What about that heat? In April 2023 a heat wave started in Asia. The temperature in Thailand topped 45 degrees for the first time in the city of Tak. On May 6th, Bangkok reached a record 41 degrees. Forest fires and high humidity contributed to these temperatures. When we arrived in late May, daily temperatures peaked at 38, but the ‘real feel’ was as high as 45. On my first trip to Thailand in June 2002, I walked around the Khaosan area after checking into a hostel and then stopped somewhere to drink a 600ml bottle of 6% Chang Beer. The combination of the beer, heat, and feeling delicate from having my wisdom teeth wrenched out a few days before got my head spinning. I had to go back to my cupboard-like room and lie down. After that, I don’t remember having many problems with the heat throughout June and July in Thailand and Vietnam. In 2023, although nearly 45, I was fitter and not being constantly hungover helped my resistance to the heat. However, every step in the oven-like air was energy-sapping. Memory is fallible and one person’s experience isn’t an objective study, but for me, the region had got hotter.

The hot weather was good news for Russia. A heat wave puts pressure on the electricity supply, through an increased need for air conditioning and refrigeration. Also, they’ll be less water to make hydroelectricity. Europe had been shunning Russian energy due to the war in Ukraine. But now Southeast Asia needed it.

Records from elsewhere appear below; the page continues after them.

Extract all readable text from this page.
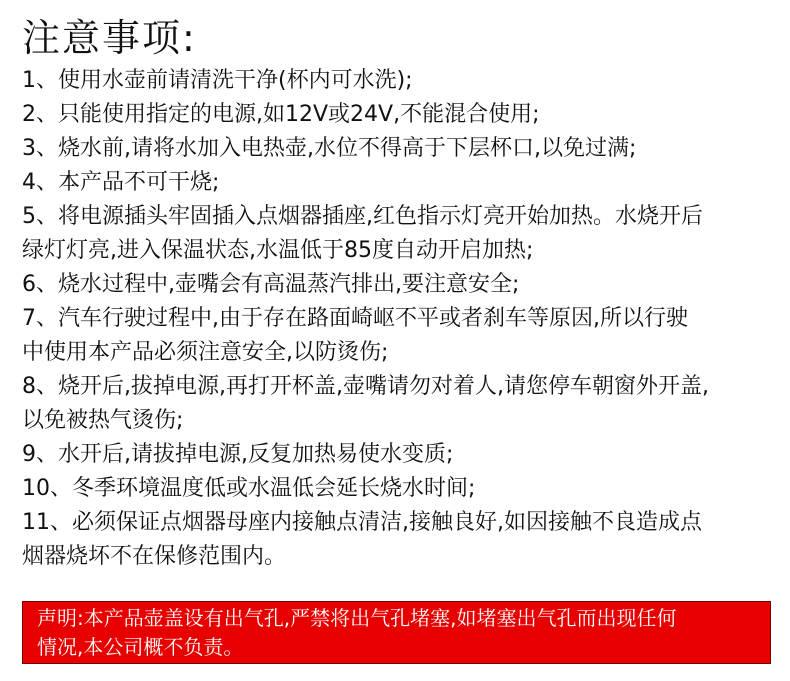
注意事项:
1、使用水壶前请清洗干净(杯内可水洗);
2、只能使用指定的电源,如12V或24V,不能混合使用;
3、烧水前,请将水加入电热壶,水位不得高于下层杯口,以免过满;
4、本产品不可干烧;
5、将电源插头牢固插入点烟器插座,红色指示灯亮开始加热。水烧开后
绿灯灯亮,进入保温状态,水温低于85度自动开启加热;
6、烧水过程中,壶嘴会有高温蒸汽排出,要注意安全;
7、汽车行驶过程中,由于存在路面崎岖不平或者刹车等原因,所以行驶
中使用本产品必须注意安全,以防烫伤;
8、烧开后,拔掉电源,再打开杯盖,壶嘴请勿对着人,请您停车朝窗外开盖,
以免被热气烫伤;
9、水开后,请拔掉电源,反复加热易使水变质;
10、冬季环境温度低或水温低会延长烧水时间;
11、必须保证点烟器母座内接触点清洁,接触良好,如因接触不良造成点
烟器烧坏不在保修范围内。
声明:本产品壶盖设有出气孔,严禁将出气孔堵塞,如堵塞出气孔而出现任何
情况,本公司概不负责。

The second morning after the green out, we went to a free yoga class on the roof of the adjacent hotel. This helped our recovery. The teacher was a hippie from South Africa, her tattoos thankfully minimal. She wore an unbuttoned white shirt over a bikini top. A more relaxed look from the lycra-clad, musclebound teachers at our gym in NZ. The positions and her instructions were much the same though. We stuck to the 7-Eleven for lunch and a Western-style restaurant for dinner. On day one we’d gone to the local morning market and got minced pork, rice and a fried egg from a street stall run by a Cambodian woman thrilled to have foreign customers. But since then M had seen a few rats and street vendors washing dishes in low tubs on the curbside. Bangkok sure has a lot of rats and the smell of sewage is prominent. I’d hate to see the city with its skin stripped off. It’d be a scene of putrefaction from a Daliesque nightmare – a boiling crisscross of rodent and plastic-bag-filled sewers. It was time to get away from Bangkok, to somewhere smaller and hopefully cooler.